Predictive Analytics - S.E Michigan Message Board › March 23 Data Analysis Workshop
Bloomfield Hills, MI
Four of us spent Saturday working on the Titanic data in the cafe at the Bloomfield Township Public Library. We spent the entire meeting working on preprocessing of the data.
Here's where we are right now:
1) The first goal of the workshop is to have one data set that can be used by everyone. We are not quite there because we have to fill in some missing data for age and we still need to determine if there are any other derived attributes that we want to include. To fill in the missing data, we agreed to group the age data by sex and pclass, look at the distribution, then pick the value that best represents that group. We still need to finish this. Attributes that are currently included in the model are pclass, sex, age, sibsp, parch, fare, embarked, moniker, nickname. Nickname is a derived attribute. The team agreed to also create a set data with no missing values. We can use this set to check the accuracy of our feature selection models.

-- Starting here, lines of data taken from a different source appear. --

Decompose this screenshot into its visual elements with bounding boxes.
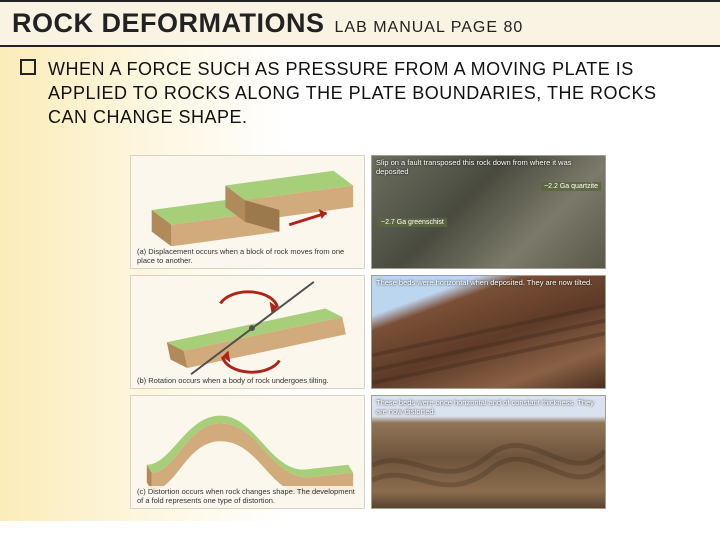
photo-c-fold-icon	[372, 396, 605, 509]
photo-b-strata-icon	[372, 276, 605, 389]
diagram-a-caption: (a) Displacement occurs when a block of …	[135, 246, 360, 266]
diagram-c-caption: (c) Distortion occurs when rock changes …	[135, 486, 360, 506]
page-title: ROCK DEFORMATIONS	[12, 8, 325, 39]
photo-a-label-quartzite: ~2.2 Ga quartzite	[541, 182, 601, 191]
diagram-rotation: (b) Rotation occurs when a body of rock …	[130, 275, 365, 389]
body-region: WHEN A FORCE SUCH AS PRESSURE FROM A MOV…	[0, 47, 720, 521]
title-bar: ROCK DEFORMATIONS LAB MANUAL PAGE 80	[0, 0, 720, 47]
photo-distortion: These beds were once horizontal and of c…	[371, 395, 606, 509]
diagram-distortion: (c) Distortion occurs when rock changes …	[130, 395, 365, 509]
photo-rotation: These beds were horizontal when deposite…	[371, 275, 606, 389]
bullet-marker	[20, 59, 36, 75]
page-subtitle: LAB MANUAL PAGE 80	[335, 19, 524, 37]
diagram-displacement: (a) Displacement occurs when a block of …	[130, 155, 365, 269]
photo-displacement: Slip on a fault transposed this rock dow…	[371, 155, 606, 269]
diagram-b-caption: (b) Rotation occurs when a body of rock …	[135, 375, 360, 386]
photo-a-label-greenschist: ~2.7 Ga greenschist	[378, 218, 447, 227]
photo-a-annotation: Slip on a fault transposed this rock dow…	[376, 158, 601, 176]
diagram-rotation-svg	[131, 276, 364, 388]
figure-grid: (a) Displacement occurs when a block of …	[130, 155, 610, 515]
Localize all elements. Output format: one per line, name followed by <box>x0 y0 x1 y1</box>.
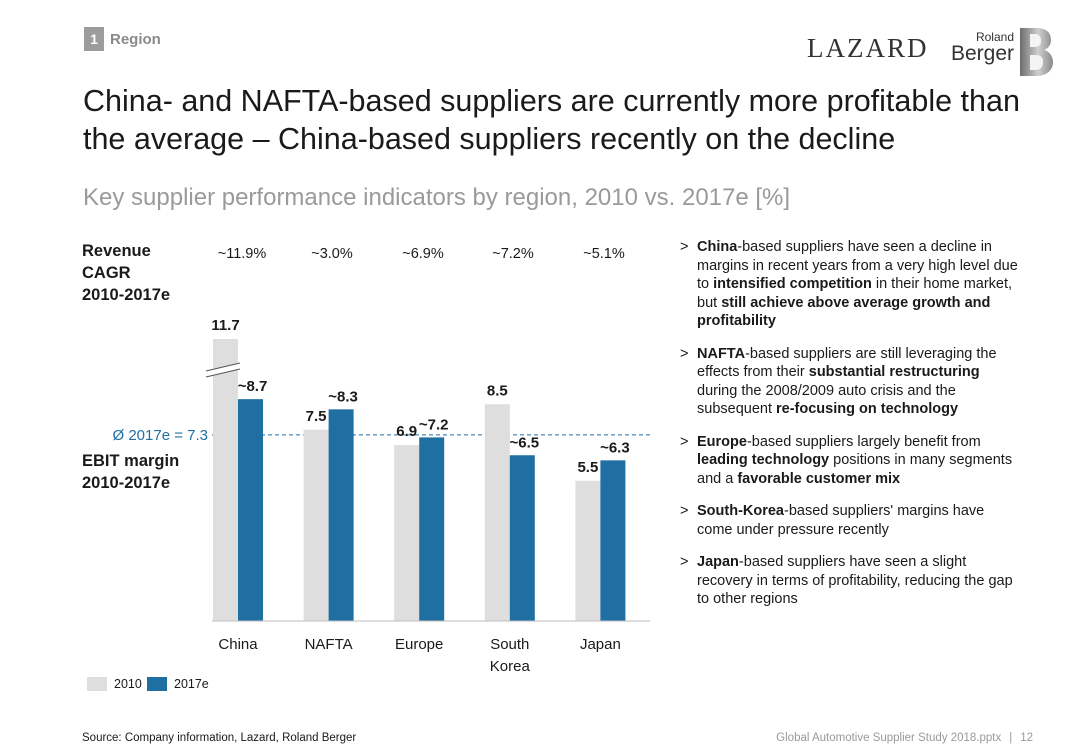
revenue-label-line-1: Revenue <box>82 242 151 260</box>
bar-2017e-china <box>238 399 263 621</box>
section-label: Region <box>110 30 161 48</box>
bullet-text: -based suppliers have seen a slight reco… <box>697 554 1013 607</box>
average-label: Ø 2017e = 7.3 <box>113 427 209 444</box>
key-findings-list: > China-based suppliers have seen a decli… <box>680 238 1020 623</box>
bullet-marker: > <box>680 345 689 362</box>
bullet-text: in their home market, but <box>697 276 1013 311</box>
footer-separator: | <box>1009 732 1013 744</box>
bullet-text: positions in many segments and a <box>697 452 1013 487</box>
bullet-emphasis: leading technology <box>697 452 830 468</box>
lazard-logo: LAZARD <box>807 33 929 63</box>
value-label-2017e-south-korea: ~6.5 <box>509 434 539 451</box>
ebit-label-line-2: 2010-2017e <box>82 474 171 492</box>
bullet-text: during the 2008/2009 auto crisis and the… <box>697 382 956 418</box>
revenue-label-line-3: 2010-2017e <box>82 286 171 304</box>
bullet-emphasis: South-Korea <box>697 503 784 519</box>
value-label-2010-japan: 5.5 <box>577 459 598 476</box>
bar-2017e-south-korea <box>509 455 535 621</box>
legend-item-2010: 2010 <box>87 677 142 691</box>
bullet-item: > NAFTA-based suppliers are still leverag… <box>680 345 1020 419</box>
cagr-japan: ~5.1% <box>583 246 625 262</box>
footer: Global Automotive Supplier Study 2018.pp… <box>776 732 1033 744</box>
cagr-europe: ~6.9% <box>402 246 444 262</box>
ebit-margin-bar-chart: Ø 2017e = 7.3 11.7 ~8.7 China 7.5~8.3 NAFTA 6.… <box>113 317 650 675</box>
value-label-2017e-japan: ~6.3 <box>600 439 630 456</box>
source-note: Source: Company information, Lazard, Rol… <box>82 732 357 744</box>
bullet-emphasis: Japan <box>697 554 739 570</box>
legend-swatch-2017e <box>147 677 167 691</box>
value-label-2010-china: 11.7 <box>211 317 239 334</box>
cagr-china: ~11.9% <box>217 246 267 262</box>
bullet-emphasis: NAFTA <box>697 345 746 362</box>
bullet-emphasis: China <box>697 239 738 255</box>
value-label-2010-south-korea: 8.5 <box>487 382 508 399</box>
category-label-china: China <box>218 636 258 653</box>
bullet-text: -based suppliers have seen a decline in … <box>697 239 1018 292</box>
logo-rb-small: Roland <box>975 30 1014 44</box>
bar-2017e-japan <box>600 460 626 621</box>
cagr-south-korea: ~7.2% <box>492 246 534 262</box>
value-label-2010-europe: 6.9 <box>396 423 417 440</box>
logo-rb-big: Berger <box>950 42 1014 65</box>
bullet-text: -based suppliers' margins have come unde… <box>697 503 985 538</box>
page-title: China- and NAFTA-based suppliers are cur… <box>83 84 1020 156</box>
bullet-item: > Japan-based suppliers have seen a sligh… <box>680 553 1020 609</box>
category-label-europe: Europe <box>395 636 443 653</box>
ebit-label-line-1: EBIT margin <box>82 452 180 470</box>
axis-break-gap <box>205 363 241 377</box>
value-label-2010-nafta: 7.5 <box>306 408 327 425</box>
bullet-marker: > <box>680 433 689 450</box>
ebit-margin-label: EBIT margin 2010-2017e <box>82 450 179 494</box>
bar-2010-nafta <box>303 429 329 621</box>
section-number: 1 <box>84 27 104 51</box>
bar-2017e-nafta <box>328 409 354 621</box>
cagr-nafta: ~3.0% <box>311 246 353 262</box>
bullet-item: > China-based suppliers have seen a decli… <box>680 238 1020 331</box>
bar-2010-japan <box>575 480 601 621</box>
legend-item-2017e: 2017e <box>147 677 209 691</box>
revenue-cagr-label: Revenue CAGR 2010-2017e <box>82 240 170 306</box>
value-label-2017e-nafta: ~8.3 <box>328 388 358 405</box>
bar-2010-south-korea <box>484 404 510 621</box>
legend-label-2017e: 2017e <box>174 677 209 691</box>
value-label-2017e-europe: ~7.2 <box>419 416 449 433</box>
bullet-emphasis: Europe <box>697 433 747 450</box>
bullet-item: > Europe-based suppliers largely benefit … <box>680 433 1020 489</box>
bullet-emphasis: favorable customer mix <box>737 470 901 487</box>
bullet-item: > South-Korea-based suppliers' margins ha… <box>680 502 1020 539</box>
legend-swatch-2010 <box>87 677 107 691</box>
footer-file-name: Global Automotive Supplier Study 2018.pp… <box>776 732 1002 744</box>
bullet-text: -based suppliers are still leveraging th… <box>697 345 997 381</box>
page-number: 12 <box>1020 732 1033 744</box>
bullet-emphasis: substantial restructuring <box>808 364 980 380</box>
category-label-japan: Japan <box>580 636 621 653</box>
axis-break-line-upper <box>205 362 241 372</box>
bullet-emphasis: intensified competition <box>713 276 872 292</box>
bullet-emphasis: still achieve above average growth and p… <box>697 294 991 330</box>
category-label-south-korea: South <box>490 636 529 653</box>
category-label-south-korea: Korea <box>490 658 531 675</box>
page-subtitle: Key supplier performance indicators by r… <box>83 184 791 211</box>
bullet-marker: > <box>680 239 689 255</box>
value-label-2017e-china: ~8.7 <box>238 378 268 395</box>
bar-2010-europe <box>394 445 420 621</box>
bullet-text: -based suppliers largely benefit from <box>746 433 981 450</box>
bar-2010-china <box>213 339 238 621</box>
bar-2017e-europe <box>419 437 445 621</box>
revenue-label-line-2: CAGR <box>82 264 131 282</box>
axis-break-line-lower <box>205 368 241 378</box>
rb-b-icon <box>1020 28 1053 76</box>
legend-label-2010: 2010 <box>114 677 142 691</box>
bullet-marker: > <box>680 503 689 519</box>
bullet-marker: > <box>680 554 689 570</box>
section-tag: 1 Region <box>84 27 161 51</box>
category-label-nafta: NAFTA <box>305 636 353 653</box>
bullet-emphasis: re-focusing on technology <box>776 401 959 417</box>
roland-berger-logo: Roland Berger <box>951 28 1054 76</box>
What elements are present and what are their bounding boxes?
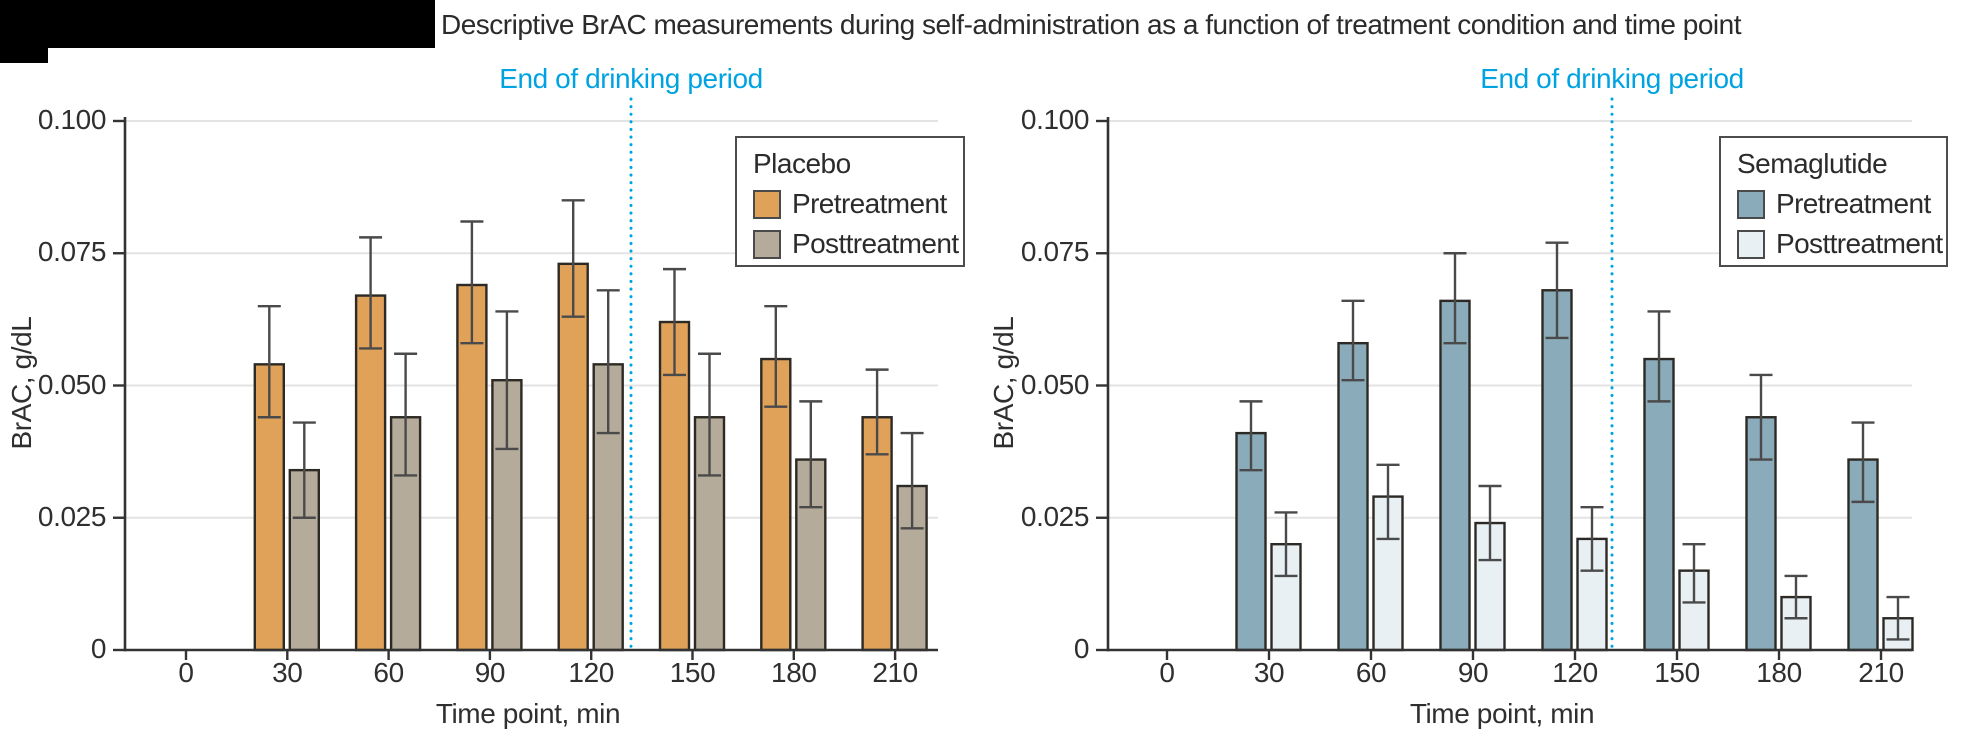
- pretreatment-swatch: [753, 189, 781, 219]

2) There are two new files. The file tit_nmd.csv is in the Anne folder and is the subset of the data that had no missing values for the attributes selected. The file combine__training_test_derived_and_additional_attributes.csv is in Erin's folder. The combines the training and test data so that whatever missing data is filled in for the training data will also be filled in for the test data. After the missing values are filled in, this will again be split into training and test files and we can begin feature selection.
Clearly, working on the data for this project and the subsequent analyses takes dedicted time. If our goal is to submit to the Kaggle site in May, we probably need at least two more workshops.
Erin, Paul and Mark, please feel free to chime in if I forgot anything.
See everyone on Wednesday night.